Aujourd’hui, Karoo vous emmène au Botanique visiter l’exposition protéiforme consacrée à l’artiste Ernest Pignon-Ernest. Ses œuvres sont fortes, touchantes et d’une sensibilité rare. Dépêchez-vous, l’exposition se termine le 10 février !

À peine entré dans le museum du Botanique de Bruxelles, ça vous saute aux yeux : l’étonnante cohérence de l’œuvre d’Ernest Pignon-Ernest. L’horizon du regard se peuple de lignes et de courbes, de ce trait noir caractéristique, à la fois réaliste et mélancolique, de ces corps portés, soulevés, étendus, crevés… mais jamais ignorés, jamais rabaissés. Et derrière le trait, un matériau, ce papier d’imprimerie tenace, revêche et chaud ; et puis l’image, la photographie, œuvre de mise en scène, mise en scène de l’œuvre.

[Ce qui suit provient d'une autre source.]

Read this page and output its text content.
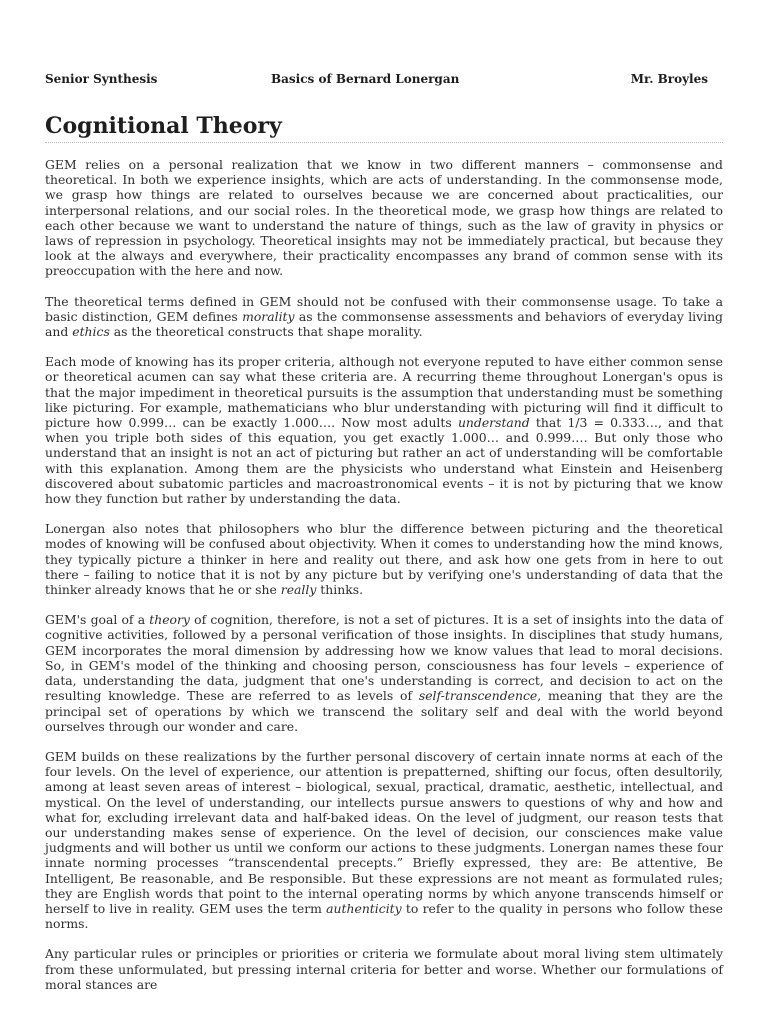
Senior Synthesis	Basics of Bernard Lonergan	Mr. Broyles
Cognitional Theory

GEM relies on a personal realization that we know in two different manners – commonsense and theoretical. In both we experience insights, which are acts of understanding. In the commonsense mode, we grasp how things are related to ourselves because we are concerned about practicalities, our interpersonal relations, and our social roles. In the theoretical mode, we grasp how things are related to each other because we want to understand the nature of things, such as the law of gravity in physics or laws of repression in psychology. Theoretical insights may not be immediately practical, but because they look at the always and everywhere, their practicality encompasses any brand of common sense with its preoccupation with the here and now.

The theoretical terms defined in GEM should not be confused with their commonsense usage. To take a basic distinction, GEM defines morality as the commonsense assessments and behaviors of everyday living and ethics as the theoretical constructs that shape morality.

Each mode of knowing has its proper criteria, although not everyone reputed to have either common sense or theoretical acumen can say what these criteria are. A recurring theme throughout Lonergan's opus is that the major impediment in theoretical pursuits is the assumption that understanding must be something like picturing. For example, mathematicians who blur understanding with picturing will find it difficult to picture how 0.999… can be exactly 1.000…. Now most adults understand that 1/3 = 0.333…, and that when you triple both sides of this equation, you get exactly 1.000… and 0.999…. But only those who understand that an insight is not an act of picturing but rather an act of understanding will be comfortable with this explanation. Among them are the physicists who understand what Einstein and Heisenberg discovered about subatomic particles and macroastronomical events – it is not by picturing that we know how they function but rather by understanding the data.

Lonergan also notes that philosophers who blur the difference between picturing and the theoretical modes of knowing will be confused about objectivity. When it comes to understanding how the mind knows, they typically picture a thinker in here and reality out there, and ask how one gets from in here to out there – failing to notice that it is not by any picture but by verifying one's understanding of data that the thinker already knows that he or she really thinks.

GEM's goal of a theory of cognition, therefore, is not a set of pictures. It is a set of insights into the data of cognitive activities, followed by a personal verification of those insights. In disciplines that study humans, GEM incorporates the moral dimension by addressing how we know values that lead to moral decisions. So, in GEM's model of the thinking and choosing person, consciousness has four levels – experience of data, understanding the data, judgment that one's understanding is correct, and decision to act on the resulting knowledge. These are referred to as levels of self-transcendence, meaning that they are the principal set of operations by which we transcend the solitary self and deal with the world beyond ourselves through our wonder and care.

GEM builds on these realizations by the further personal discovery of certain innate norms at each of the four levels. On the level of experience, our attention is prepatterned, shifting our focus, often desultorily, among at least seven areas of interest – biological, sexual, practical, dramatic, aesthetic, intellectual, and mystical. On the level of understanding, our intellects pursue answers to questions of why and how and what for, excluding irrelevant data and half-baked ideas. On the level of judgment, our reason tests that our understanding makes sense of experience. On the level of decision, our consciences make value judgments and will bother us until we conform our actions to these judgments. Lonergan names these four innate norming processes “transcendental precepts.” Briefly expressed, they are: Be attentive, Be Intelligent, Be reasonable, and Be responsible. But these expressions are not meant as formulated rules; they are English words that point to the internal operating norms by which anyone transcends himself or herself to live in reality. GEM uses the term authenticity to refer to the quality in persons who follow these norms.

Any particular rules or principles or priorities or criteria we formulate about moral living stem ultimately from these unformulated, but pressing internal criteria for better and worse. Whether our formulations of moral stances are
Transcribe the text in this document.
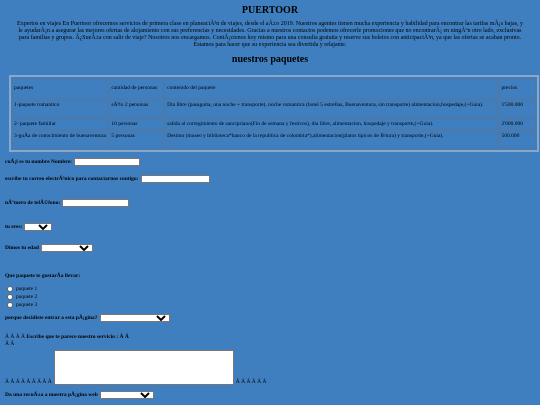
PUERTOOR
Expertos en viajes En Puertoor ofrecemos servicios de primera clase en planeaciÃ³n de viajes, desde el aÃ±o 2019. Nuestros agentes tienen mucha experiencia y habilidad para encontrar las tarifas mÃ¡s bajas, y le ayudarÃ¡n a asegurar las mejores ofertas de alojamiento con sus preferencias y necesidades. Gracias a nuestros contactos podemos ofrecerle promociones que no encontrarÃ¡ en ningÃºn otro lado, exclusivas para familias y grupos. Â¿SueÃ±a con salir de viaje? Nosotros nos encargamos. ContÃ¡ctenos hoy mismo para una consulta gratuita y reserve sus boletos con anticipaciÃ³n, ya que las ofertas se acaban pronto. Estamos para hacer que su experiencia sea divertida y relajante.
nuestros paquetes
paquetes	cantidad de personas	contenido del paquete	precios
1-paquete romantico	sÃ³lo 2 personas	Dia libre (pasaguita, una noche + transporte), noche romantica (hotel 5 estrellas, Buenaventura, sin transporte) alimentacion,hospedaje,(+Guia).	1'500.000
2- paquete familiar	10 personas	salida al corregimiento de sancipriano(Fin de semana y festivos), dia libre, alimentacion, hospedaje y transporte,(+Guia).	2'000.000
3-guÃa de conocimiento de buenaventura	5 personas	Destino (museo y biblioteca*banco de la republica de colombia*),alimentacion(platos tipicos de B/tura) y transporte,(+Guia).	500.000
cuÃ¡l es tu nombre Nombre:
escribe tu correo electrÃ³nico para contactarnos contigo:
nÃºmero de telÃ©fono:
tu eres:
Dimos tu edad
Que paquete te gustarÃa llevar:
paquete 1
paquete 2
paquete 3
porque decidiste entrar a esta pÃ¡gina?
Â Â Â Â Escribe que te parece nuestro servicio : Â Â
Â Â
Â Â Â Â Â Â Â Â Â	Â Â Â Â Â Â
Da una recuÃ±a a nuestra pÃ¡gina web
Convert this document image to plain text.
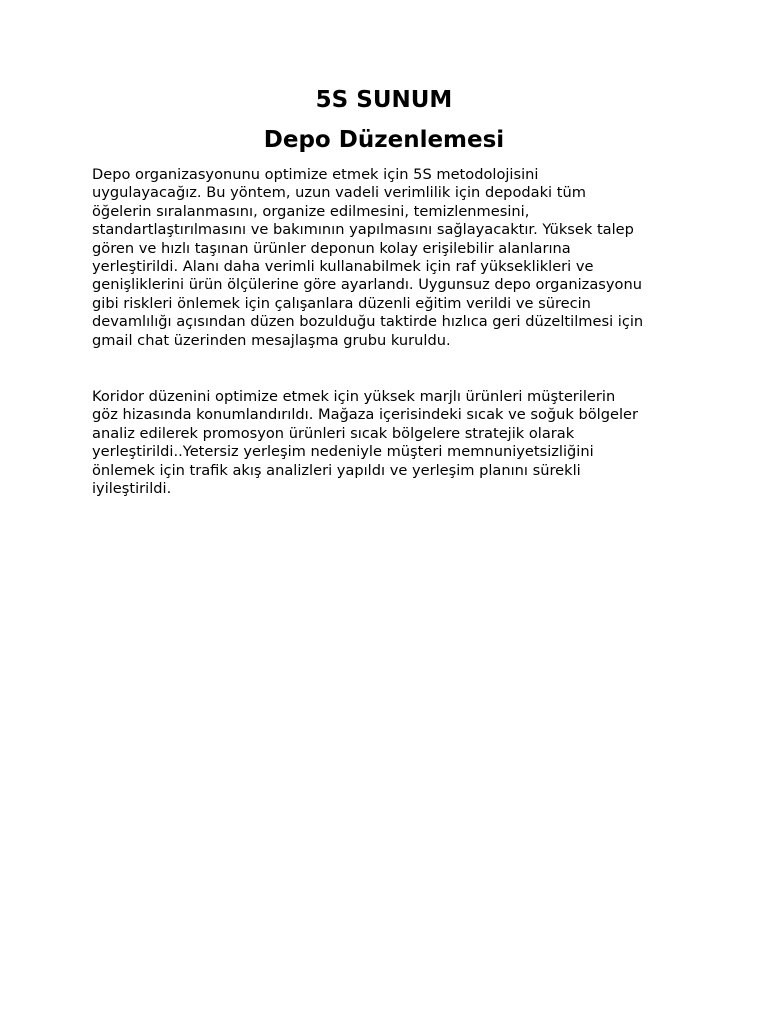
5S SUNUM
Depo Düzenlemesi

Depo organizasyonunu optimize etmek için 5S metodolojisini
uygulayacağız. Bu yöntem, uzun vadeli verimlilik için depodaki tüm
öğelerin sıralanmasını, organize edilmesini, temizlenmesini,
standartlaştırılmasını ve bakımının yapılmasını sağlayacaktır. Yüksek talep
gören ve hızlı taşınan ürünler deponun kolay erişilebilir alanlarına
yerleştirildi. Alanı daha verimli kullanabilmek için raf yükseklikleri ve
genişliklerini ürün ölçülerine göre ayarlandı. Uygunsuz depo organizasyonu
gibi riskleri önlemek için çalışanlara düzenli eğitim verildi ve sürecin
devamlılığı açısından düzen bozulduğu taktirde hızlıca geri düzeltilmesi için
gmail chat üzerinden mesajlaşma grubu kuruldu.

Koridor düzenini optimize etmek için yüksek marjlı ürünleri müşterilerin
göz hizasında konumlandırıldı. Mağaza içerisindeki sıcak ve soğuk bölgeler
analiz edilerek promosyon ürünleri sıcak bölgelere stratejik olarak
yerleştirildi..Yetersiz yerleşim nedeniyle müşteri memnuniyetsizliğini
önlemek için trafik akış analizleri yapıldı ve yerleşim planını sürekli
iyileştirildi.
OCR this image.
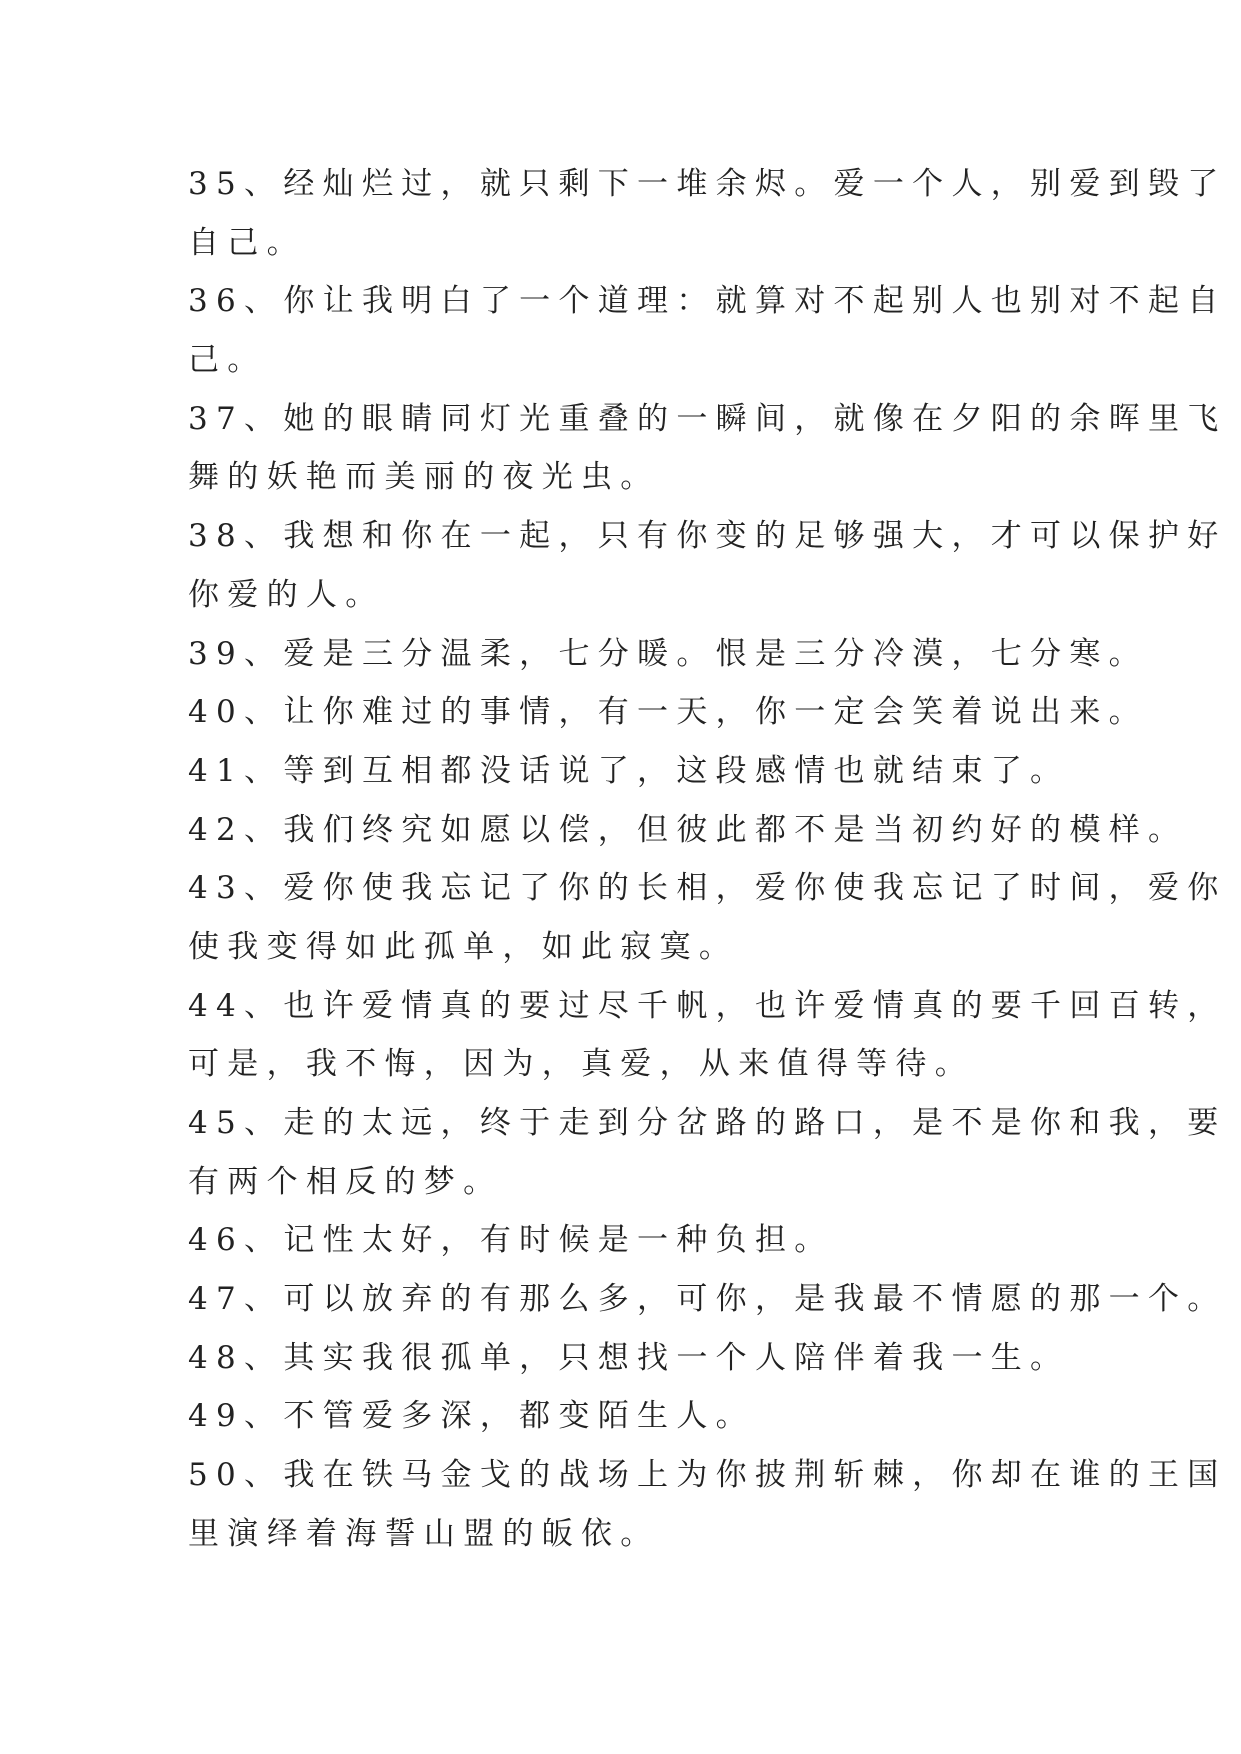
35、经灿烂过，就只剩下一堆余烬。爱一个人，别爱到毁了
自己。
36、你让我明白了一个道理：就算对不起别人也别对不起自
己。
37、她的眼睛同灯光重叠的一瞬间，就像在夕阳的余晖里飞
舞的妖艳而美丽的夜光虫。
38、我想和你在一起，只有你变的足够强大，才可以保护好
你爱的人。
39、爱是三分温柔，七分暖。恨是三分冷漠，七分寒。
40、让你难过的事情，有一天，你一定会笑着说出来。
41、等到互相都没话说了，这段感情也就结束了。
42、我们终究如愿以偿，但彼此都不是当初约好的模样。
43、爱你使我忘记了你的长相，爱你使我忘记了时间，爱你
使我变得如此孤单，如此寂寞。
44、也许爱情真的要过尽千帆，也许爱情真的要千回百转，
可是，我不悔，因为，真爱，从来值得等待。
45、走的太远，终于走到分岔路的路口，是不是你和我，要
有两个相反的梦。
46、记性太好，有时候是一种负担。
47、可以放弃的有那么多，可你，是我最不情愿的那一个。
48、其实我很孤单，只想找一个人陪伴着我一生。
49、不管爱多深，都变陌生人。
50、我在铁马金戈的战场上为你披荆斩棘，你却在谁的王国
里演绎着海誓山盟的皈依。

L’exposition Empreintes, consacrée au plasticien, dessinateur et photographe Ernest Pignon-Ernest, bouscule. De par sa folle richesse d’abord – une salle, deux galeries, une projection, et pourtant ce sentiment d’être au cœur d’un monde entier, sans limite, dont une esquisse unique suffit à découvrir l’immensité. En raison de ses thématiques aussi – la menace du nucléaire, la prison, les communards fusillés, la solitude, les avortements clandestins, l’enfer des migrations, le meurtre de Pasolini ; Pignon-Ernest se confronte aux dimensions les plus tranchantes de la réalité. Grâce à ses choix scénographiques enfin – le contexte est donné par le créateur lui-même, que cela passe par un texte explicatif ou une photographie de ses œuvres in situ.

La maîtrise de l’espace, chez Pignon-Ernest, est un principe organisateur. Sa pratique est à l’opposé absolu de l’art abstrait ; ses créations n’existent que gravées dans une lutte, une histoire, un flot de vie (ou de mort) concrète. Les murs en ruines d’une usine incarnent le risque de l’accident atomique non seulement parce qu’ils vont physiquement disparaître pour faire place à l’industrie nucléaire mais surtout parce qu’ils donnent un relief sensible à l’apocalypse. Ces hommes esseulés, dessinés grandeur nature, n’auront jamais l’air aussi perdus qu’enfermés dans leurs cabines téléphoniques. L’installation, ici, n’est qu’une dimension du dessin, une forme de cadre, qui ne le supplante ni ne l’éclipse jamais.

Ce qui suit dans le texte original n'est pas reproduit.